AbstractsBiology & Animal Science

Cellular function is dependent on numerous pathways that carry out necessary regulatory or metabolic functions. Understanding the mechanisms within these pathways often requires overcoming issues of protein flexibility and sample heterogeneity. Cryoelectron microscopy (cryoEM) provides a technique for structure determination of proteins and complexes that can manage these difficulties. This thesis presents cryoEM structures from two projects: circadian rhythm within Synechococcus elongatus and the Non Homologous End Joining (NHEJ) pathway for DNA repair in humans. In S. elongatus circadian rhythm, three proteins, KaiA, KaiB and KaiC, use ATP to give rise to cyclical patterns of phosphorylation, signaling the time of day and subsequently triggering metabolic regulation. The protein-protein interactions between KaiB and KaiC are not well characterized. In my work, I present evidence based on a cryoEM structure of KaiBC and molecular simulations of how KaiB monomers bind a KaiC hexamer. This work supports a KaiBC interface in which KaiB binds the CII domain of KaiC, with each monomer of KaiB blocking access to one of six ATP binding clefts on KaiC, providing greater insight into how the rhythmicity of this biological clock is achieved.

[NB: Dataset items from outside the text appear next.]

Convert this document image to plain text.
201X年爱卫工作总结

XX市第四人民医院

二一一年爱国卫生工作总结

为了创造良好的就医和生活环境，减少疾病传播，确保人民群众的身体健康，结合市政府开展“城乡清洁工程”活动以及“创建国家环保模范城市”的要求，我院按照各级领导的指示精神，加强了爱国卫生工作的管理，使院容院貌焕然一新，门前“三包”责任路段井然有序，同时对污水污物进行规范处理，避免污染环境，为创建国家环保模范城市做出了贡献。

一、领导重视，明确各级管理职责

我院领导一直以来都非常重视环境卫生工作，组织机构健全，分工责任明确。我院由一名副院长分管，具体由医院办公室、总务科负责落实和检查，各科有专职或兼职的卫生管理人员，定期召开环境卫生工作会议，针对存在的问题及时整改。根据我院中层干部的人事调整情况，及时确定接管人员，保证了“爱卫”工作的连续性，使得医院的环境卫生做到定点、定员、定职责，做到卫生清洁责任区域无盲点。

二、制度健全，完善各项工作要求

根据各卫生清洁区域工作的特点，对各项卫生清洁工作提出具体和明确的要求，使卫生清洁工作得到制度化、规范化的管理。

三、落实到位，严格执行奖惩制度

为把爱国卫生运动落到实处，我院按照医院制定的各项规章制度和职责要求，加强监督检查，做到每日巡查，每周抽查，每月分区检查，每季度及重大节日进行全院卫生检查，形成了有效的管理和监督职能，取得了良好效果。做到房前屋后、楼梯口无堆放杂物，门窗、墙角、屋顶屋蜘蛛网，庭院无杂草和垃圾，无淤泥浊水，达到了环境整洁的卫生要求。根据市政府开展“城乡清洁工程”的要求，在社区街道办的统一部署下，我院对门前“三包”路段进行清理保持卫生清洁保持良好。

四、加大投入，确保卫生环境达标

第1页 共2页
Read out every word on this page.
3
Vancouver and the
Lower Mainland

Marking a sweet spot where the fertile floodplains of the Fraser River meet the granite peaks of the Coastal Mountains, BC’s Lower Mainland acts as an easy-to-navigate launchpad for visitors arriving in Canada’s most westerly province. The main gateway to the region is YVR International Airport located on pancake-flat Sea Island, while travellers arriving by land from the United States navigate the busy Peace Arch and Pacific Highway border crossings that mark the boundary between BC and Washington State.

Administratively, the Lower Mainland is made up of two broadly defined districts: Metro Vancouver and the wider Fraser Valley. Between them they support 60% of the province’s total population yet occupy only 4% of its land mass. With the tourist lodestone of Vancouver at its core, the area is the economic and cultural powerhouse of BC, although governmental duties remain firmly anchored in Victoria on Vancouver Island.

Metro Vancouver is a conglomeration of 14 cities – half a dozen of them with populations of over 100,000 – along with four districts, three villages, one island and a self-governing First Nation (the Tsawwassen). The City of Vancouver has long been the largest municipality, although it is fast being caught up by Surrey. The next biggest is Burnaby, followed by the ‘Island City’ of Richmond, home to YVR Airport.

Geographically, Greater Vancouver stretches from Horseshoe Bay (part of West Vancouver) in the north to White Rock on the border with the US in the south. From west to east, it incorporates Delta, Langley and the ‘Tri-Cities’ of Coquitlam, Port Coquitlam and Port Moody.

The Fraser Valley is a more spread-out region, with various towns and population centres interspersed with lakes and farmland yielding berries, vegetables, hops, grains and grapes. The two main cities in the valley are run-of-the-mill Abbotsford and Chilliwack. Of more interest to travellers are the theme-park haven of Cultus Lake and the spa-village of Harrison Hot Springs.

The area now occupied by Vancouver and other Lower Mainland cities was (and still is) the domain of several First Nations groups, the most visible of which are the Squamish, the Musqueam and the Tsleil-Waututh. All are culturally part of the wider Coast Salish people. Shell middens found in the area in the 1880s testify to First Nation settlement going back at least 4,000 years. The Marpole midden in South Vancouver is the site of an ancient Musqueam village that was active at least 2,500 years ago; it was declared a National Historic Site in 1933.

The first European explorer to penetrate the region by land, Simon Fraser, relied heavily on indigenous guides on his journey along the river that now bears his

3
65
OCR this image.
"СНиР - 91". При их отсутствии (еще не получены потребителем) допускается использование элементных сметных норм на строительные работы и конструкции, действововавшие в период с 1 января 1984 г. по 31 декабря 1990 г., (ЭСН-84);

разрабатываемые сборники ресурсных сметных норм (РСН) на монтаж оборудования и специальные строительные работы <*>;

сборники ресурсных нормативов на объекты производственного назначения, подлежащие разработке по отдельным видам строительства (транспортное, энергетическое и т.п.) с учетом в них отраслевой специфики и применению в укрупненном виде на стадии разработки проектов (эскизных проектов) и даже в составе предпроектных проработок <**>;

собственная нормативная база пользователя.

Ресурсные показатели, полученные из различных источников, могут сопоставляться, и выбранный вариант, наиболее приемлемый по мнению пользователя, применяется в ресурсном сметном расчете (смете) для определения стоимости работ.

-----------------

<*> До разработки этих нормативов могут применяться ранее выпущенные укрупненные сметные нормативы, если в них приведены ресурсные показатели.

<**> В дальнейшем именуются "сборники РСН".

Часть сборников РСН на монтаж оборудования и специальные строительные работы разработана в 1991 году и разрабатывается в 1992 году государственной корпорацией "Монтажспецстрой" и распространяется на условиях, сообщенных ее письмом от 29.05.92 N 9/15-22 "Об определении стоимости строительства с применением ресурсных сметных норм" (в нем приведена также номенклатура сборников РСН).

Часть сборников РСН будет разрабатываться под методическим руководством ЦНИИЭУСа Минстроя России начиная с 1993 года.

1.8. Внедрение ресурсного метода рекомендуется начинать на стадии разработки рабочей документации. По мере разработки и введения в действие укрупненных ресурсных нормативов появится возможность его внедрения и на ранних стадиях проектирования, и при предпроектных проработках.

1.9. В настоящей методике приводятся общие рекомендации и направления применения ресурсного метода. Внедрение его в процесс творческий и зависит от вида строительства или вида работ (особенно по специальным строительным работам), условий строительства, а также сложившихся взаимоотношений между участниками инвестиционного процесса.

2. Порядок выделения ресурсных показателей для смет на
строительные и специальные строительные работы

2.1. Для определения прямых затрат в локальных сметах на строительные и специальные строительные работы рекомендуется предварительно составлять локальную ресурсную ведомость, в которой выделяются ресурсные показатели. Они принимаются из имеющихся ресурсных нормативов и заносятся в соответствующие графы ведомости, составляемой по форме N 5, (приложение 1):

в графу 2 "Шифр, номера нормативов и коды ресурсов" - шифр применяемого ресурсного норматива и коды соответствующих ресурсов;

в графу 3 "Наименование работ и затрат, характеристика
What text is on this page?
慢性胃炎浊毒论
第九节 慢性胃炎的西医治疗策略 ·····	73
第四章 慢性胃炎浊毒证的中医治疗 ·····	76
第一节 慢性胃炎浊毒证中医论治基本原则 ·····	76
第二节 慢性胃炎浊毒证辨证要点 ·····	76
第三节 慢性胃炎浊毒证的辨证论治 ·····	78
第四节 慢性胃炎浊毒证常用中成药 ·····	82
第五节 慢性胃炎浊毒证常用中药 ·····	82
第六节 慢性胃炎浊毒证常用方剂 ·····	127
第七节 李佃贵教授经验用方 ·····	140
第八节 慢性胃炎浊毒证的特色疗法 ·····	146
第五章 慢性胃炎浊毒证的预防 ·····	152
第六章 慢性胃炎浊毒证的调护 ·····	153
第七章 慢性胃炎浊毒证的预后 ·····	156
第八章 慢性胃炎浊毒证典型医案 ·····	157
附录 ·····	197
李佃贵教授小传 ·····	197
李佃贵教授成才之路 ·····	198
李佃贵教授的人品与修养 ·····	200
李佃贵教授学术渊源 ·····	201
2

In my second project, I examined complexes of the DNA protein kinase catalytic subunit (DNA-PKcs), in complex with DNA or DNA and the Ku heterodimer. In NHEJ, DNA-PKcs functions as a scaffold for the recruitment of subsequent components of the pathway, and as a kinase, performs phosphorylation for signaling and activation of other proteins. Examination of these DNA-PKcs complexes implicate the base of DNA-PKcs, separate from the kinase domain, as the binding site for DNA. DNA binding may be signaled by conformationally flexible HEAT repeats between the base and the kinase domain. Notably, the flexibility of DNA-PKcs may play a role in how DNA is protected after damage, and in the interactions between DNA-PKcs and other components of the repair process. The development of targeted therapeutics and manipulation of biological systems both benefit from an understanding of the underlying structure of proteins and their complexes, providing an impetus to characterize these systems.